Tier 2 — Embedding retrieval¶
Optional semantic retrieval over the SQLite embedding cache (see Memory → Derived indices). Embeds the utterance via fastembed / ONNX and returns the top-K chunks by cosine similarity. Chunks whose rel_path was already loaded by tier 1 are excluded so the filter doesn't see duplicates.
The embedding index is built (or refreshed) as a fire-and-forget background task on the first contribute() call. A stale or missing index returns [] — tier 1 is the correctness floor.
Tier 3 — Single-shot filter¶
One cheap-LLM call with the utterance, the top-K retrieved snippets (≤150 tokens each), and a note about which people files tier 1 already included. The model emits one of:
ANSWER: <merged context>— forwarded to the main model.ANSWER:(empty) — nothing worth forwarding.ESCALATE: <reason>; GREP: <pattern>— the filter runs onestore.grep(pattern)call, feeds the results back in a second forced-answer prompt, and surfaces whatever the model says. 2 LLM calls max.
Output — up to one Contribution(layer=Layer.content, ...) at priority 70 and source content_search.rag.
Graceful failure — if the filter or the retriever raises, the deterministic tier's contributions are still returned.
Deterministic mode for tests — the cheap model client is injectable so tests can substitute a scripted responder.
9. SillyTavern lorebook / world-info importer¶
Module: familiar_connect.bootstrap.import_silly_tavern.

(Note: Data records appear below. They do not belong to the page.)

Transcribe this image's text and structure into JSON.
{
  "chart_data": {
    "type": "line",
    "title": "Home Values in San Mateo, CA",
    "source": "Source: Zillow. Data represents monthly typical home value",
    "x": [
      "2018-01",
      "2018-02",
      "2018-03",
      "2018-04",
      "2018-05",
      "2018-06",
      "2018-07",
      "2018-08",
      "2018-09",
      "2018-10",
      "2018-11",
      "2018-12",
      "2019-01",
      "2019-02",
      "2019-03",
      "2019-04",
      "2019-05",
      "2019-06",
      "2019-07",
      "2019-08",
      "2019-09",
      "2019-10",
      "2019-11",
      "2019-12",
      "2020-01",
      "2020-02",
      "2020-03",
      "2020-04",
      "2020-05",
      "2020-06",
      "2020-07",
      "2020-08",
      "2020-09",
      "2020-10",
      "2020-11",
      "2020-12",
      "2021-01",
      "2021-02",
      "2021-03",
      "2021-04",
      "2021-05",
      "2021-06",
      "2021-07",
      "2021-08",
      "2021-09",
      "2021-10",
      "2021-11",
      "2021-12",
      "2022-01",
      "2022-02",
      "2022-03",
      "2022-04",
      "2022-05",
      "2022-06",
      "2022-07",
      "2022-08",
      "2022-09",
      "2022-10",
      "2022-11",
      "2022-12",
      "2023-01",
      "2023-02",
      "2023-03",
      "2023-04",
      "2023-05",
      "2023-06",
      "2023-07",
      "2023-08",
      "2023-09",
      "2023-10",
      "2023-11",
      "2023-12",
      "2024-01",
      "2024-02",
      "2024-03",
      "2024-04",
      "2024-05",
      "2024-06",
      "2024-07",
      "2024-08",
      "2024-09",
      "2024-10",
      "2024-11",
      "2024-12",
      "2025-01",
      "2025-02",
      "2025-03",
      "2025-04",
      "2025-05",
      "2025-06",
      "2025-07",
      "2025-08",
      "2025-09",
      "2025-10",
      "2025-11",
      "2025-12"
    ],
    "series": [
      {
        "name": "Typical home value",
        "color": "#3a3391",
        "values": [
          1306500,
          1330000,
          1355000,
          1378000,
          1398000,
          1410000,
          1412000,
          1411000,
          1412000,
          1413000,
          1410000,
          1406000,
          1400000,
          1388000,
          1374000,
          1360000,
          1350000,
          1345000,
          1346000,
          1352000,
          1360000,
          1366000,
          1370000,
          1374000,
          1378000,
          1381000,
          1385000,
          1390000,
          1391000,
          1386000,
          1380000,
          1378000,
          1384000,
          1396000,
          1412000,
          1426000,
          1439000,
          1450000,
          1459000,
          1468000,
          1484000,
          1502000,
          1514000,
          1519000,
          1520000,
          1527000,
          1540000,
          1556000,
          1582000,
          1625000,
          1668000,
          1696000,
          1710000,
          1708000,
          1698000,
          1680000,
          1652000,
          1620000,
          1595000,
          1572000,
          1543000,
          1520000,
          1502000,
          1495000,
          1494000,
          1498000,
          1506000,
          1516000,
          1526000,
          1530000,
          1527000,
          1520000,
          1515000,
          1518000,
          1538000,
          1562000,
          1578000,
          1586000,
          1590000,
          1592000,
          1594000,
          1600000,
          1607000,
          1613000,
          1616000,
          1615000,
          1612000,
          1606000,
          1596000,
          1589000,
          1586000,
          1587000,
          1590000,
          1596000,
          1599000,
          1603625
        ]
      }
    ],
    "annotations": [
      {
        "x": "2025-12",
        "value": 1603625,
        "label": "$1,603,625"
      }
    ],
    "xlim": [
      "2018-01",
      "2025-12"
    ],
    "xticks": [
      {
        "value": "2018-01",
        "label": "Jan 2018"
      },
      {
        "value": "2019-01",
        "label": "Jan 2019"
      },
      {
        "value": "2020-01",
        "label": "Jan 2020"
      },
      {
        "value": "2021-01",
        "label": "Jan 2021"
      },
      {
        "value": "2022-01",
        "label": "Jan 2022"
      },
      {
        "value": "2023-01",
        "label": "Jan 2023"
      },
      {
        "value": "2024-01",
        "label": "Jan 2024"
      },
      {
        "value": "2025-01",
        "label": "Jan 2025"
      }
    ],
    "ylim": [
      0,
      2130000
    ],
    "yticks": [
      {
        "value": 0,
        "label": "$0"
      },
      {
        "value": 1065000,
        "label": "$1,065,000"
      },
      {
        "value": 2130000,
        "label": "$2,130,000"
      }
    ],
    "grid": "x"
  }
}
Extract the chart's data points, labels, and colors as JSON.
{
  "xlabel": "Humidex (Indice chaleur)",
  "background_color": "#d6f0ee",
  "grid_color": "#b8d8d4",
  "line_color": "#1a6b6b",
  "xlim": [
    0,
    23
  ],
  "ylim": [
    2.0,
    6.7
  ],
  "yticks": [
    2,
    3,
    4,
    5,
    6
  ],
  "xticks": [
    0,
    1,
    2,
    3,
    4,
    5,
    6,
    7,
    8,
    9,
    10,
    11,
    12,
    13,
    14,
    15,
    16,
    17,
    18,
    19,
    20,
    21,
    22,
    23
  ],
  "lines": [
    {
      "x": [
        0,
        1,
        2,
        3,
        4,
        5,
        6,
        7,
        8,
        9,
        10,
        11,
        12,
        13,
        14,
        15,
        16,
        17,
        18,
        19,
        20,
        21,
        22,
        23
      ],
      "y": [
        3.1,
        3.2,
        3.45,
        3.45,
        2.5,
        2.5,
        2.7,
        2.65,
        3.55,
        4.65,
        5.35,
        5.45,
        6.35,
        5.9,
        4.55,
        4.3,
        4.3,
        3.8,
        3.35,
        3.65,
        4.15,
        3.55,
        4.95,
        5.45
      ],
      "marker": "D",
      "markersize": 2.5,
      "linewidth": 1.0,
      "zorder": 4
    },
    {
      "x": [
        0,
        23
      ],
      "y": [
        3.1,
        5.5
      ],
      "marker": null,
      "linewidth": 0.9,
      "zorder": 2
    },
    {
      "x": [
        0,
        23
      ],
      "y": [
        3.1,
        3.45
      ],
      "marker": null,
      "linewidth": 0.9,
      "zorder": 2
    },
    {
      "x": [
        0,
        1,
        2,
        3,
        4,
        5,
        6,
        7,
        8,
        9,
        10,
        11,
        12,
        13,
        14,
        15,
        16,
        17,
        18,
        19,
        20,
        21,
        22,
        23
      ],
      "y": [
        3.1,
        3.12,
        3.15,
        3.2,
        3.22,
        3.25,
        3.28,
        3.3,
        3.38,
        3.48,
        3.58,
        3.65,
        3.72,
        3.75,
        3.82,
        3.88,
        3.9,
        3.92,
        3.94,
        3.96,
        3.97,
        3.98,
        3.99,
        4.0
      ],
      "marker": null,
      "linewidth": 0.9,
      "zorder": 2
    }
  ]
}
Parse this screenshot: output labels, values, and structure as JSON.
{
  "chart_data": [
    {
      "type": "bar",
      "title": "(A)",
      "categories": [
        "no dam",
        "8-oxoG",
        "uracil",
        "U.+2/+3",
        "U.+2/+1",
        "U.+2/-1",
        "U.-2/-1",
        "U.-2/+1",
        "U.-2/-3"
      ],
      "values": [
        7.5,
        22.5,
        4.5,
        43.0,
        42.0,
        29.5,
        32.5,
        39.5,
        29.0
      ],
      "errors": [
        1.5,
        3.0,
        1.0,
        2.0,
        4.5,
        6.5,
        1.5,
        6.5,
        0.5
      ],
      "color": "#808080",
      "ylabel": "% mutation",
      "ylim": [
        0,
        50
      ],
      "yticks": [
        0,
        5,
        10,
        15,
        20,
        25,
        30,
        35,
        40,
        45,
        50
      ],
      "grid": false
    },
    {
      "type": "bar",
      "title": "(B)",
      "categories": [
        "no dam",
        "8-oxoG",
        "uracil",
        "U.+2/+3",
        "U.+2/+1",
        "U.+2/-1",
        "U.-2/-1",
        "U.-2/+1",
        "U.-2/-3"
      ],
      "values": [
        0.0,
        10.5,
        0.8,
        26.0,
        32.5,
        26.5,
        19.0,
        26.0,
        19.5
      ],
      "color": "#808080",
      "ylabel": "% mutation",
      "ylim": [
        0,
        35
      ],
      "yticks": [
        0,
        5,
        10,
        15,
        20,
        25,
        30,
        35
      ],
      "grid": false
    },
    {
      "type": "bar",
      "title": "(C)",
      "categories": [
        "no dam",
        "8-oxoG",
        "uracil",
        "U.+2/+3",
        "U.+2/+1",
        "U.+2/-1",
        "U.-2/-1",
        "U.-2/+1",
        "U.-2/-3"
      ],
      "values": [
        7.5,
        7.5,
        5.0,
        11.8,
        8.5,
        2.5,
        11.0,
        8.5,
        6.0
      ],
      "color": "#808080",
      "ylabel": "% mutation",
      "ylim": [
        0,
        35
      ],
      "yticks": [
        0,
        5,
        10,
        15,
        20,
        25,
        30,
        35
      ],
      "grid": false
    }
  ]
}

Reads a SillyTavern lorebook or world-info JSON file and writes one Markdown file per entry into a subdirectory of the memory store. Each output file is plain Markdown: the entry title as the H1, the content as the body, and the trigger keywords as a short bulleted list at the top (kept for human reference; the runtime does not use them). See the Bootstrapping guide for usage.
10. Processors¶
Modules:
familiar_connect.context.processors.stepped_thinkingfamiliar_connect.context.processors.recast
SteppedThinkingPreProcessor runs a cheap model with a focused "think step by step about what the user is really asking" prompt, appends the result as a hidden assistant-visible note in the outgoing context, and marks it so it is never surfaced to the user. When wired with a HistoryStore, the reasoning prompt includes a window of recent channel turns and all buffered pending turns — not just the single trigger utterance — so the reasoning model can contextualise the reply. Inspired by SillyTavern's st-stepped-thinking.
RecastPostProcessor takes the main LLM reply and runs a focused cleanup pass with a cheap model: strip formatting artefacts, tighten tone, optionally rewrite for speech (since the reply is headed to TTS). Inspired by SillyTavern's recast-post-processing.
Both are off by default for voice (to protect TTFB) and on by default for text.
Non-goals for the first pass¶
Tracked so they don't sneak back in mid-implementation.
- Any third-party vector store or embedding API. Vector retrieval ships locally via
fastembed/ONNX and a SQLite.index/embeddings.sqlite— see Memory → Derived indices. - Any SillyTavern keyword/World Info runtime. Imports flatten to Markdown; there is no keyword walker.
- Plugin discovery / dynamic loading. Providers and processors are registered in code at startup.
- Cross-familiar shared memory. Each familiar's memory directory is isolated; two familiars never see each other's memories.
- Per-guild config or per-guild familiar overrides. A familiar's behaviour is identical regardless of which guild it's invoked in.
guild_idis carried onContextRequestas observability only. - LLM-driven memory housekeeping (duplicate detection, conflict reconciliation, stale-entry flagging). Planned as a future add-on.
- The voice "fast path + elaboration path" parallel-generation strategy. The pipeline shape doesn't preclude it, but we don't build it now.
- Any third-party state service. See Design decisions.
- Bridging to a running SillyTavern instance in any form. Rejected — see Design decisions.